Bu istisnai yaratılış mucizesi 1880’li yıllarda keşfedildiğinden beridir, bilimin ilerlemesi, teknolojinin imkânlarıyla milyonlarca parmak izi arşivlenmiş olmasına rağmen dünyada hâlâ birbirinin aynı olan parmak izine rastlanmamış, rastlanması muhtemel olmayacağı kabul edilmiş bir hakikattir. 


Bu hakikat her insanı muazzam ölçüde özel kılan, benzersiz yaratılmış olmanın idrakine varıldığında özgüven ihtiyacının peşinen kendisine bahşedildiğini anlatan, bununla birlikte yaratıcının varlığını ve kudretini pratik bir biçimde izah eden, bırakılan izler ile kriminal vakaların çözülmesinde birinci dereceden delil teşkil edecek kadar kavi bir tesiri olan parmak izleri, sosyolojik, psikolojik, teolojik bir İlâhî disiplin hükmündedir. 


Peki bizler parmak izlerimizin ve fıtri melekelerimizin gerçekten farkında mıyız? Ailelerde ve okullarda bu hassas dinamik üzerine inşâ edilecek bir eğitim sistemi uygulanıyor mu? Yoksa kullanılıp atılmış, kendi birikimlerimizle uyuşmayan modelleri ezberci bir şekilde hayata mı geçiriyoruz? 


Bir avukat arkadaşımdan duymuştum.
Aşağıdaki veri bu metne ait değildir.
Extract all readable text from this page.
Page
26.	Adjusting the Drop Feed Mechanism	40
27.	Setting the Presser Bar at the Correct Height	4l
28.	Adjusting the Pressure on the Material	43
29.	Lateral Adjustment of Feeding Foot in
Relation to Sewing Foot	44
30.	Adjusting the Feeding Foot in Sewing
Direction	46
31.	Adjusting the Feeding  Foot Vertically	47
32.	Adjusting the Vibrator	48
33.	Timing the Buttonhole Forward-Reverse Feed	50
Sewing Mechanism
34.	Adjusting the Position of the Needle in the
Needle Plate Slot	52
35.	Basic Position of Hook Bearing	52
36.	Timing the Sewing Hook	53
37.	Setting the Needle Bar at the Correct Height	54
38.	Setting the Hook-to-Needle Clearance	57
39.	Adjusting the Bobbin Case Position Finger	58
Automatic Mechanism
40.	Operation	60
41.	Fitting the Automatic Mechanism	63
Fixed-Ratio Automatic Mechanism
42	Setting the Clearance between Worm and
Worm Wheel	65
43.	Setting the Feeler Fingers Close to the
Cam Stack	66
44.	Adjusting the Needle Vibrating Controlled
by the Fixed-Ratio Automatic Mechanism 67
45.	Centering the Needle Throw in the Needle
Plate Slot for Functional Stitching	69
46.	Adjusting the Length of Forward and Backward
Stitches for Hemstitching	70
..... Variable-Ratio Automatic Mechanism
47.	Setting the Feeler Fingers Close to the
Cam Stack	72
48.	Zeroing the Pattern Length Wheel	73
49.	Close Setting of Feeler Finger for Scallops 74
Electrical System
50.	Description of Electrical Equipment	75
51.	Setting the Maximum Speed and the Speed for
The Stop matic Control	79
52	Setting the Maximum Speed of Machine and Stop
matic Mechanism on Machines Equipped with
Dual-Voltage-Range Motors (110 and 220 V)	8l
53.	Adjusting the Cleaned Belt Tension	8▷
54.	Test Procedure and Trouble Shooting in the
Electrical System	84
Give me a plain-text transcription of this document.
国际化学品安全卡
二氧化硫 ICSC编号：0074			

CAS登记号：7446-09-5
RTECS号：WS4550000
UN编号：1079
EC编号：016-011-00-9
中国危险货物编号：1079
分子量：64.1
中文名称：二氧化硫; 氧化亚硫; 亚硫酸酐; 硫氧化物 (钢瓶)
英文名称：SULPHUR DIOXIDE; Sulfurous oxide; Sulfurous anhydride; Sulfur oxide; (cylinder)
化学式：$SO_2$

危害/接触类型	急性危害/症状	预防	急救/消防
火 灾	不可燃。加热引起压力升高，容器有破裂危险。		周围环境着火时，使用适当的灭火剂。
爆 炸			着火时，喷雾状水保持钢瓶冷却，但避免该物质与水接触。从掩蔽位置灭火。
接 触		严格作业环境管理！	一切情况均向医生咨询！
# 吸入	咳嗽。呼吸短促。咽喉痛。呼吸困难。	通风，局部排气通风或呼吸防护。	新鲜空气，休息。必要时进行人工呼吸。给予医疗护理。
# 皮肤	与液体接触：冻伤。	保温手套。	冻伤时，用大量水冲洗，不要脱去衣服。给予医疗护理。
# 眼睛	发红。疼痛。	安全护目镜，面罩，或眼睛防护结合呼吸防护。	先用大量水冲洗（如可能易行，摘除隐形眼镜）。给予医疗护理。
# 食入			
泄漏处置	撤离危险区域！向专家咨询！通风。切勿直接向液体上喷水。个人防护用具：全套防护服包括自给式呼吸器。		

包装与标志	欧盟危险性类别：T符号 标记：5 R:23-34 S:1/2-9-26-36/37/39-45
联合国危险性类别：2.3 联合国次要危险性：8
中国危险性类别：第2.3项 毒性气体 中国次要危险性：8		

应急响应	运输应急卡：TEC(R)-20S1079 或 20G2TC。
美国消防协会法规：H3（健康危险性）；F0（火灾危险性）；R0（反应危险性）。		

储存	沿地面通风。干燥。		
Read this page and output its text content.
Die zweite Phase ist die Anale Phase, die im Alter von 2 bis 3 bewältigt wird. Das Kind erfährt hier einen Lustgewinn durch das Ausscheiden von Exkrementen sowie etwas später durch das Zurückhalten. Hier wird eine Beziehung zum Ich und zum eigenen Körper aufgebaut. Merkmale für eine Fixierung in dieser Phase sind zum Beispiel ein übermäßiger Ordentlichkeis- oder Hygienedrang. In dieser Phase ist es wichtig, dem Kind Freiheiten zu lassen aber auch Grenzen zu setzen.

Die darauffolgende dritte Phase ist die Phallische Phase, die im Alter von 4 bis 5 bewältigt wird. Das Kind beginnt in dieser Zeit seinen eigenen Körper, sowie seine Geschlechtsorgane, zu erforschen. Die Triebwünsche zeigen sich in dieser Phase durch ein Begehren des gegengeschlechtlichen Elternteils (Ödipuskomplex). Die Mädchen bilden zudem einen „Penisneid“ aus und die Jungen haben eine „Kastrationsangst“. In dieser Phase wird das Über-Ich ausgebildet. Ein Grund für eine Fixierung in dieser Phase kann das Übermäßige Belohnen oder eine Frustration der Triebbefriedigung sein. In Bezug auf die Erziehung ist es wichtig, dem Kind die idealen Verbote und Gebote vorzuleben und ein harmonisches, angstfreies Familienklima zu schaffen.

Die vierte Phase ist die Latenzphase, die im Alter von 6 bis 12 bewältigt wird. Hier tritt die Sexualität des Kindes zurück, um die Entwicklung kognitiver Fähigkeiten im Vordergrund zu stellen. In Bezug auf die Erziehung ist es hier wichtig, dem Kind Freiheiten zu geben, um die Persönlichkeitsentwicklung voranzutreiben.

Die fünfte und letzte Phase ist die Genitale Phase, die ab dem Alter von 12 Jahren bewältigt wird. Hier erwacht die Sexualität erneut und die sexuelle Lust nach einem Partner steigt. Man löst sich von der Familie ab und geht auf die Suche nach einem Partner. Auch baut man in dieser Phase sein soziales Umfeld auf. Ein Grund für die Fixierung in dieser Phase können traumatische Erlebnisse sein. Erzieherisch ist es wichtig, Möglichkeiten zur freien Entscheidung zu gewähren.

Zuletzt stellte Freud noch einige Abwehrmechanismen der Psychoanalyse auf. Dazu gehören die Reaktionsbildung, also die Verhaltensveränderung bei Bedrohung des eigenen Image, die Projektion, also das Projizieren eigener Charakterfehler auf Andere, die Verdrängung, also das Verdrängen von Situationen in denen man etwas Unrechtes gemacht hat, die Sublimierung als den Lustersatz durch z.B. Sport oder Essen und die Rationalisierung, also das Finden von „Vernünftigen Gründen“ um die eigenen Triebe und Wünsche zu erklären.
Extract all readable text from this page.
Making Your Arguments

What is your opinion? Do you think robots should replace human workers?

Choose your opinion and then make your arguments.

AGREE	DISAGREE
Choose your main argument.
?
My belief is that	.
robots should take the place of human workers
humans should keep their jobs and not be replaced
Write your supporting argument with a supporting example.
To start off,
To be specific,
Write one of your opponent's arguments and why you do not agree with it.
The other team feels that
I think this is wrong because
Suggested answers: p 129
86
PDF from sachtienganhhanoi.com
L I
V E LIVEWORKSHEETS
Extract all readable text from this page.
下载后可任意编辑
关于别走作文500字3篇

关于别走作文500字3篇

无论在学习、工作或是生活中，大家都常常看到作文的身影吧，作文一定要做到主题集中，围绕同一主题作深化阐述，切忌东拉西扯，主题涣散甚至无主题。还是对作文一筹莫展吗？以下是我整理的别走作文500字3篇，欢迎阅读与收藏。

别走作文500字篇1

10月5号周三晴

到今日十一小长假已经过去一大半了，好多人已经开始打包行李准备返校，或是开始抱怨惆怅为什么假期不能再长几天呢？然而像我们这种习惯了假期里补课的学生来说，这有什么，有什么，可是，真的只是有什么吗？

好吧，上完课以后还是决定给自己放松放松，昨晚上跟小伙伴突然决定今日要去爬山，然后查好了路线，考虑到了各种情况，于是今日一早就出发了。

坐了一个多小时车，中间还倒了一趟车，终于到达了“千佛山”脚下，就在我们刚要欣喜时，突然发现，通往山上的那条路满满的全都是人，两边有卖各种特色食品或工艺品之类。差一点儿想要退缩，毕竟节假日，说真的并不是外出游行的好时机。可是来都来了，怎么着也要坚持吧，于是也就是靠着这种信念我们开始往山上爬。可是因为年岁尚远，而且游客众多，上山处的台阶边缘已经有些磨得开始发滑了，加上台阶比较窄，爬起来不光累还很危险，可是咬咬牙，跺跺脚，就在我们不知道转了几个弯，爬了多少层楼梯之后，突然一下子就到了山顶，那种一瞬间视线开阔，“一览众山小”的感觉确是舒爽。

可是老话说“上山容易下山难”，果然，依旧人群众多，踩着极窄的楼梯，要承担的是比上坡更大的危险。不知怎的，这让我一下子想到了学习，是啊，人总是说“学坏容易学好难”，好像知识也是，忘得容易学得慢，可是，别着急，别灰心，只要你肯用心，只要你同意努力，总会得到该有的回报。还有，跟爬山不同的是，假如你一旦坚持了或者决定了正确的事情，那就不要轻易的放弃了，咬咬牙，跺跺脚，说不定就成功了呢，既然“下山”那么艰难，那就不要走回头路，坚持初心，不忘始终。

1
Kanserli hastaların kullandığı ve etken maddesi “kepasitabin” olan bir ilaç, ilacı kullanan hastaların parmak izlerinin tespitini engelliyormuş. İlacın yan etkisinden dolayı el ve ayak parmaklarının izleri bir şekilde hemen siliniyormuş. 


Ülkemizde de kanser tedavisinde kullanılan “Xeloda” isimli ilacın terkibinde söz konusu etken madde bulunuyormuş. Bu bilgiyi alanında uzman bir dermotolog arkadaşıma sorduğumda, çalıştığı tıp fakültesinde “Kanser hastalarında el ve ayak sendromu” adı altında bir çalışma yapıldığının ve bu bilginin doğru olduğunun altını çizmişti. 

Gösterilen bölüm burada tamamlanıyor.